By signing in or creating an account, you agree with Associated Broadcasting Company's Terms & Conditions and Privacy Policy.
Google has announced a new open embedding model, EmbeddingGemma, which aims to bring high-quality, multilingual text embeddings to the devices people use daily. The model uses only 308 million parameters, making it efficient and privacy-friendly, enabling developers to develop Retrieval Augmented Generation (RAG) pipelines, semantic search engines, and other artificial intelligence applications that can perform well without any connection to the internet.
Embedding Gemma is the highest-performing multilingual text embedding model with less than 500M parameters on the Massive Text Embedding Benchmark (MTEB).
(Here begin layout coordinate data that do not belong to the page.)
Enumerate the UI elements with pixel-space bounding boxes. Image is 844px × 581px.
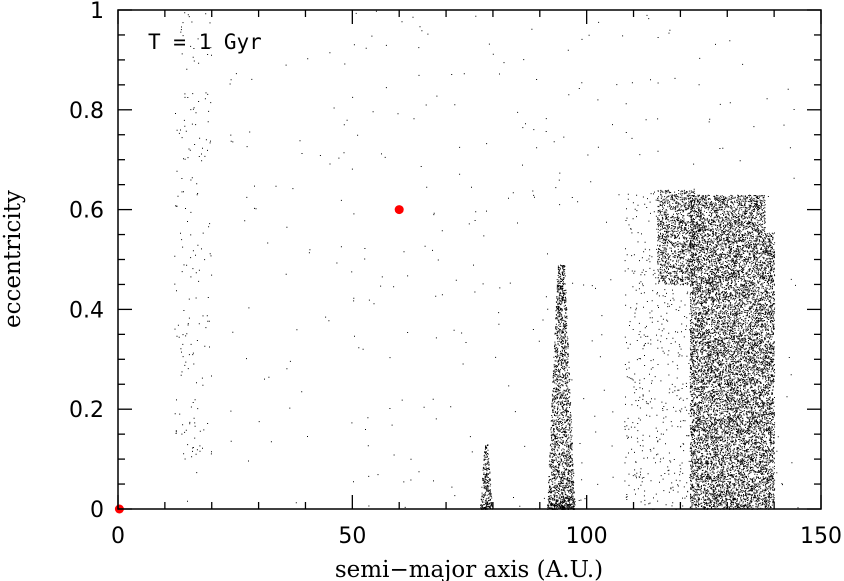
x-tick-label: 50 bbox=[338, 524, 366, 549]
tick-labels-layer: 0 50 100 150 0 0.2 0.4 0.6 0.8 1 bbox=[69, 0, 842, 549]
x-tick-label: 0 bbox=[111, 524, 125, 549]
y-tick-label: 0.8 bbox=[69, 99, 104, 124]
plot-frame bbox=[117, 9, 822, 510]
ticks-layer bbox=[117, 9, 822, 510]
y-tick-label: 0 bbox=[90, 498, 104, 523]
planet-marker bbox=[394, 205, 404, 215]
particles-layer bbox=[174, 10, 799, 510]
y-axis-label: eccentricity bbox=[0, 190, 26, 328]
planets-layer bbox=[114, 205, 404, 514]
x-axis-label: semi−major axis (A.U.) bbox=[335, 557, 603, 581]
x-tick-label: 150 bbox=[800, 524, 842, 549]
y-tick-label: 1 bbox=[90, 0, 104, 24]
y-tick-label: 0.4 bbox=[69, 298, 104, 323]
particle-points bbox=[174, 10, 799, 510]
annotation-text: T = 1 Gyr bbox=[148, 30, 262, 54]
y-tick-label: 0.6 bbox=[69, 199, 104, 224]
x-tick-label: 100 bbox=[566, 524, 608, 549]
y-tick-label: 0.2 bbox=[69, 398, 104, 423]
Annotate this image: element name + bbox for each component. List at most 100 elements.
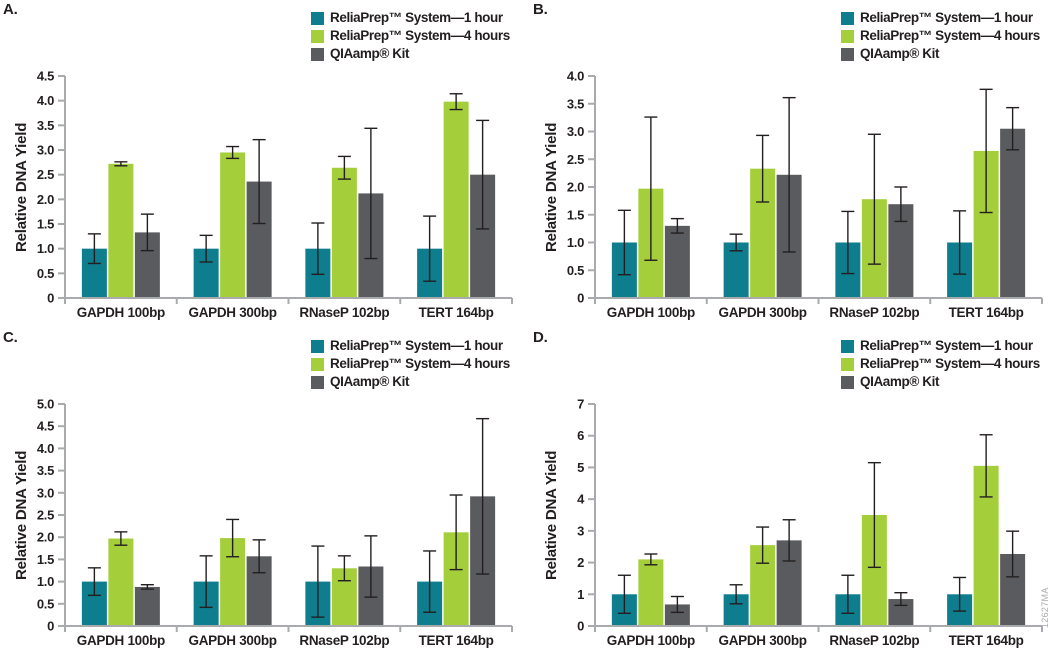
y-tick-label: 2.5 bbox=[567, 152, 584, 167]
bar-plot: GAPDH 100bp GAPDH 300bp RNaseP 102bp TERT 1… bbox=[37, 397, 513, 648]
legend-label: QIAamp® Kit bbox=[330, 46, 410, 61]
y-tick-label: 0 bbox=[47, 291, 54, 306]
legend-label: ReliaPrep™ System—1 hour bbox=[860, 10, 1033, 25]
bar bbox=[1000, 128, 1026, 298]
y-tick-label: 1.0 bbox=[37, 574, 54, 589]
legend-label: QIAamp® Kit bbox=[860, 46, 940, 61]
y-tick-label: 2.5 bbox=[37, 167, 54, 182]
category-label: GAPDH 100bp bbox=[77, 633, 165, 648]
legend: ReliaPrep™ System—1 hour ReliaPrep™ Syste… bbox=[311, 11, 510, 61]
category-label: GAPDH 300bp bbox=[189, 633, 277, 648]
bar bbox=[723, 242, 749, 298]
y-tick-label: 3.0 bbox=[37, 485, 54, 500]
legend-swatch-icon bbox=[841, 357, 854, 371]
y-tick-label: 1.5 bbox=[37, 552, 54, 567]
y-tick-label: 4.0 bbox=[37, 93, 54, 108]
bar-plot: GAPDH 100bp GAPDH 300bp RNaseP 102bp TERT 1… bbox=[577, 397, 1043, 648]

It is based on the Gemma 3 architecture and can implement more than 100 languages, but when quantised can use less than 200MB of RAM. This renders it appropriate across mobile phones, laptops, desktops and edge gadgets in which velocity and resource effectiveness are vital.
The model architecture uses a combination of 100M core parameters and 200M embedding parameters to achieve state-of-the-art performance with minimum resource consumption. Settlers can choose any number of output dimensions, between 768 and 128, using Matryoshka Representation Learning, and trade quality and speed according to their priorities. Google also claims embedding inference on EdgeTPU at under 15 milliseconds on real-time interactions, another testament to speed.
Embedding Gemma is designed to consider the privacy of the user, allowing them to handle sensitive information on their device. In one way or another, seeking something within files, emails, and notifications to power personalised offline chatbots with Gemma 3n, the model opens up a range of applications without the need to connect to a cloud. It also helps in fine-tuning of particular domains, languages or tasks, and makes it flexible for developers.
Embedding Gemma has frameworks such as sentence-transformers, llama.cpp, MLX, Ollama, LiteRT, transformers.js, LMStudio, and Weaviate already integrated to make adoption easy. Model weights are made available to developers on Hugging Face, Kaggle, and Vertex AI and, even better, with a set of detailed guides and quickstart notebooks. This launch gives Google a better option to use on-device AI and leave its Gemini Embedding model to serve big server applications.